Sie erzählt mir, dass sie heute noch gemeinsam mit ihrer Familie in den Biergarten und in die Eisdiele geht. Ida liebt Eis. "Ich bin süchtig nach dem Zeug", sagt sie. So sitze ich noch eine Weile bei Ida und ihrer Familie. Ich fühle mich geehrt, dass sie mich an ihrer Geschichte teilhaben lassen. Zum Abschied sagt Ida zu mir: "Das war sehr mutig von dir, dass du mich angesprochen hast." Danke Ida, danke für deine lieben Worte. Du bist eine starke Frau.

Krankheit, Tod und Schmerz gehören mit dazu

Als ich mit dem Rad nach Hause fahre, tut mir mein Herz weh. Das hört sich vielleicht übertrieben an, es ist aber so. Alles um mich herum, der Lärm, die Menschen, die Sonne, der Verkehr fühlen sich nach zu viel an. Krankheit und Tod, Schmerz und Leid sind keine Dinge, die einfach so an einem vorübergehen. Aber sie sind da und sie sind Bestandteile eines Menschenlebens. Das vergessen gesunde Menschen oft. Diese Erkenntnis war neben der Neugier, wie Angehörige und Kranke mit ihrer Situation umgehen, wie sie ihren Alltag leben, Teil meiner Motivation ein Hospiz zu besuchen.
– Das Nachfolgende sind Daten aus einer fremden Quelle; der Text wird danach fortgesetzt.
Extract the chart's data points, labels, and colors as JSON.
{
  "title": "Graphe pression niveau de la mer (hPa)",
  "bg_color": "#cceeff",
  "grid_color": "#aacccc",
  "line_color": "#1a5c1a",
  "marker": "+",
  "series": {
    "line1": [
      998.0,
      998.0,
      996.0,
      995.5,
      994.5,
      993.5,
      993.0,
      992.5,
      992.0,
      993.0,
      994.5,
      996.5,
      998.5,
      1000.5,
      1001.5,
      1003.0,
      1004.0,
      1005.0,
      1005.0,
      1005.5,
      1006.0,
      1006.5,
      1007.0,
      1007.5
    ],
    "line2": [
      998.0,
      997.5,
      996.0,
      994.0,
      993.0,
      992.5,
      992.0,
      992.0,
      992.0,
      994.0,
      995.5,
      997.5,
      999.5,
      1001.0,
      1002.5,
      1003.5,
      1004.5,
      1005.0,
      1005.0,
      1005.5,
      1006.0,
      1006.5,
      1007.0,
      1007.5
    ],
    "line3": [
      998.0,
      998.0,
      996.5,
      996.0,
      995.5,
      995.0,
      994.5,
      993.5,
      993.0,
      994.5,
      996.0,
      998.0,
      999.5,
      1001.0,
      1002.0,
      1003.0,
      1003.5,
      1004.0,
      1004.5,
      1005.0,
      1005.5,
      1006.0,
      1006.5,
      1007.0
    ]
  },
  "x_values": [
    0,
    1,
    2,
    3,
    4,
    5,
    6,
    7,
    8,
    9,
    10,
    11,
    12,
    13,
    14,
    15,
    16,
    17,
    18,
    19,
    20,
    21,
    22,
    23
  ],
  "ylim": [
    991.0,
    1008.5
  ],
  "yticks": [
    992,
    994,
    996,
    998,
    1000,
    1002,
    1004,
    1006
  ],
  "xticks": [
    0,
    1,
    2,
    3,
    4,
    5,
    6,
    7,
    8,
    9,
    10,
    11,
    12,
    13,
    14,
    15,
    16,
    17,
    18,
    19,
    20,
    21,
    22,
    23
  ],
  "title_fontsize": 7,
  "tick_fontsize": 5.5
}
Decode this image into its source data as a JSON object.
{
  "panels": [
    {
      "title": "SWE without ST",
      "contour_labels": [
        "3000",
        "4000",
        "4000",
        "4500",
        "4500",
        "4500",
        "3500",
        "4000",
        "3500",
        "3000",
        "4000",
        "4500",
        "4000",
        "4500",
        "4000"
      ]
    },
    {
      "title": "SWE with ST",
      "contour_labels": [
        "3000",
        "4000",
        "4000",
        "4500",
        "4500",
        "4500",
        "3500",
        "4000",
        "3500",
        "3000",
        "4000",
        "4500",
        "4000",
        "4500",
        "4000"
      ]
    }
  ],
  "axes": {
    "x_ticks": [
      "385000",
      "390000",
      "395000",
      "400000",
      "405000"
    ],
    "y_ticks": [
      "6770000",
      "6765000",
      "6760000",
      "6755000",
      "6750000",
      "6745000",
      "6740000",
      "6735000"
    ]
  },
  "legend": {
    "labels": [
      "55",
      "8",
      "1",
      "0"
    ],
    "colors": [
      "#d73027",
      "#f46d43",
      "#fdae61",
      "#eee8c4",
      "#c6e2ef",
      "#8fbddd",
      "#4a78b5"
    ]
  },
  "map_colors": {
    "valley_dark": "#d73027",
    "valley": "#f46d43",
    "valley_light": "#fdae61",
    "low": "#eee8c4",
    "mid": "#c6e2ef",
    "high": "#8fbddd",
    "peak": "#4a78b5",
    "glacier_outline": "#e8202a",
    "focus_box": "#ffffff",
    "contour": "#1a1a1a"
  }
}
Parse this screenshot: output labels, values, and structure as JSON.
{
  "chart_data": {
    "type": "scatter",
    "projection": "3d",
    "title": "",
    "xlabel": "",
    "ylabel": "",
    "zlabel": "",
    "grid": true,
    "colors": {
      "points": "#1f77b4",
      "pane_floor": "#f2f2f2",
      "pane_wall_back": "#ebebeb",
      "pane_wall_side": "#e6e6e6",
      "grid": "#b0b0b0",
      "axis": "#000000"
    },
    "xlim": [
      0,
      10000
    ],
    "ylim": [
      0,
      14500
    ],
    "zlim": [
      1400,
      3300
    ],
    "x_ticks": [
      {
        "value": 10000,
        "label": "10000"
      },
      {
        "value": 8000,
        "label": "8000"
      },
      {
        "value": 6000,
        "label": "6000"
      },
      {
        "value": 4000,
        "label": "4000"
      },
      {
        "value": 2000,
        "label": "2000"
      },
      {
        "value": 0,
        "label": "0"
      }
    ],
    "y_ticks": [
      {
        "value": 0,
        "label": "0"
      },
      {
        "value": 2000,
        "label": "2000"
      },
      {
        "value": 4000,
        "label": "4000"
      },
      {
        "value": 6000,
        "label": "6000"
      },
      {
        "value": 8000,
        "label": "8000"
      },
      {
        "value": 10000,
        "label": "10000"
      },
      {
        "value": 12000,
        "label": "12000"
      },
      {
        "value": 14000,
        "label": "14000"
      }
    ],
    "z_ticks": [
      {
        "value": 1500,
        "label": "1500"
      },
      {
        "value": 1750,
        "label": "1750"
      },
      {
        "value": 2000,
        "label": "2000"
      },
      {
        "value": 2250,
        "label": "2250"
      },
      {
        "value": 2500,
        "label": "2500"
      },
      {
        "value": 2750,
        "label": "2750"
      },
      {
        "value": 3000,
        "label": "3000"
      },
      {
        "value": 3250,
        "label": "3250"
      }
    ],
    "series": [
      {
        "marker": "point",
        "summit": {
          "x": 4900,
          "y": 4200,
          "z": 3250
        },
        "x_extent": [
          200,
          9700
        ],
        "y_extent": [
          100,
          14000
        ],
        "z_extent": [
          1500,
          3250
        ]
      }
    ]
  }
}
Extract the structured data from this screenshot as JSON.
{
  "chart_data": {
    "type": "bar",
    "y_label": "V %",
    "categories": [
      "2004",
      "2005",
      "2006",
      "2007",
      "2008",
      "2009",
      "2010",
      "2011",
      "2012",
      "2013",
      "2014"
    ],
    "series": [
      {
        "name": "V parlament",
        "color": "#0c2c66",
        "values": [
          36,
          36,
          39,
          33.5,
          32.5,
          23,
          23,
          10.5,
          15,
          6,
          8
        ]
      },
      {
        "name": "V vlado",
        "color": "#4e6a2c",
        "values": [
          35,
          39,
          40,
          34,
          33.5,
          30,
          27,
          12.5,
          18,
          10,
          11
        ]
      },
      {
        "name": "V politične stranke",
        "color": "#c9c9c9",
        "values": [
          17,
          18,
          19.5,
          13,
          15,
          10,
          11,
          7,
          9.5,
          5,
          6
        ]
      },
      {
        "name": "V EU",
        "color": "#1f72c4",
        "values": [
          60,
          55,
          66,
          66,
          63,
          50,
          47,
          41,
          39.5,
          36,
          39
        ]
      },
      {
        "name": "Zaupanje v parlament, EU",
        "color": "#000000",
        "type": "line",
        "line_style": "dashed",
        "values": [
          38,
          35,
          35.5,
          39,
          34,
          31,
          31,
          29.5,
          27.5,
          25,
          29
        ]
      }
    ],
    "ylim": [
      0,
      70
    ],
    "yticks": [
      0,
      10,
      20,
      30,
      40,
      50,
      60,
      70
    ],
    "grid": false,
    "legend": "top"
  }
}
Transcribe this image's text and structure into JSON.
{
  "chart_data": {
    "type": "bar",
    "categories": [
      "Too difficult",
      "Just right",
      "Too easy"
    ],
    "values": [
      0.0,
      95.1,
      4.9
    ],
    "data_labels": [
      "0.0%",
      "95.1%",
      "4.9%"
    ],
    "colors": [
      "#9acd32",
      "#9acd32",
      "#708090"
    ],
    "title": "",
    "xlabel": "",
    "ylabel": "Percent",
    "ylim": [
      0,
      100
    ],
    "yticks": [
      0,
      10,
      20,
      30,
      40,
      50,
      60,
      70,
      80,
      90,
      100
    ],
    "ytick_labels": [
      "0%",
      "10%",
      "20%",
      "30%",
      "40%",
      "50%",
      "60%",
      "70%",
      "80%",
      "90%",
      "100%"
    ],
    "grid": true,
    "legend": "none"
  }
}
Aus diesem Grund bin ich trotz meiner momentanen Traurigkeit dankbar darüber, so großartige Menschen getroffen zu haben. Menschen, die Facetten des Lebens erfahren haben, die den meisten von uns bisher erspart geblieben sind, aber deren Gesellschaft, Herzlichkeit, Vertrauen und Güte mir deshalb so wahr und schnörkellos erscheinen.